Follow this thread-because it’s amazing! What happened at Creation-Gen 1:3-4-and that’s said over and over-until Gen 1:31. This world started off as good-it was part of God’s good plan-and even though right away in chapter 3 sin enters the picture and our world is cursed and broken and all seems lost and doomed for failure-sin doesn’t win, evil doesn’t win-it never does. Joseph is declaring that at the end of Genesis-what you guys meant for evil God used for good. And that truth is ultimately spelled out in Rom 8:28. That’s said by Paul-but we can hear the echo of Joseph in his words. God works all things for good. Joseph is holding onto that truth and seeing it unfold-what about you? Can you say that? Are you seeing that truth unfold in your life? Pt3:God’s plans are always good-don’t forget it!

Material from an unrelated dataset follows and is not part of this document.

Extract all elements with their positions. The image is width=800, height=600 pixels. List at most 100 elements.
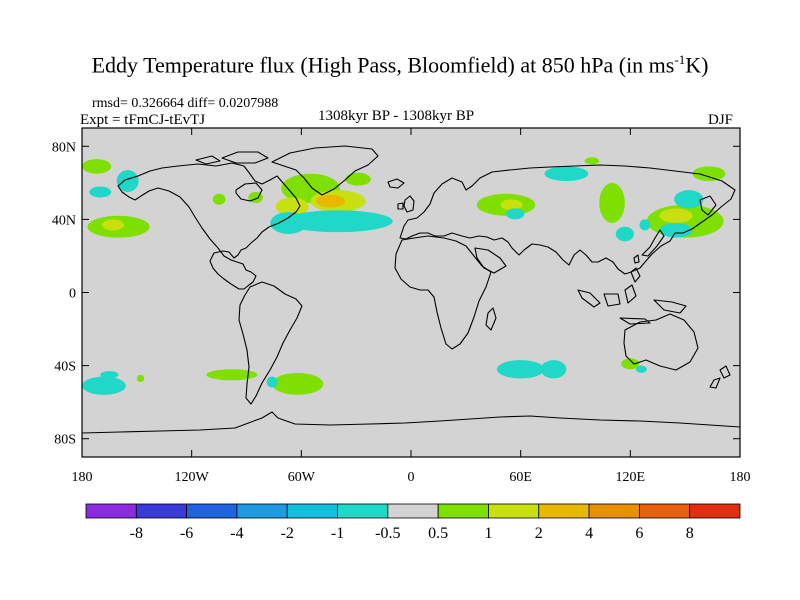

If you’re trusting in God and leaning on Him there’s absolutely nothing that can happen to you or will happen to you that won’t ultimately be used for good. Boice, 1254. And I don’t know about you-but I need to hear that truth-especially in a time like this, especially in a world like this. Because right now it does seem like things are spiraling out of control, frustration and fighting are everywhere, chaos is erupting, Coronavirus is still spreading and it seems like evil is winning. But we know it won’t. It can’t. It never does. That’s because God takes what mankind intended for evil and uses it for good. Joseph says it-but Jesus reveals it at the cross. All of the evil and wickedness, all the suffering and anguish people could throw at Him, all the insults they could hurl and the pain they could inflict on Him as He hung there and died led to the greatest goodness, the greatest salvation the world has ever known. Boice, 1255. What about you? Would you say that some things are used by God, or even most things are used by Him just barring a few anomalies? Or would you say all things are used by God to bring about good-even the things you’re going through right now? Pt3.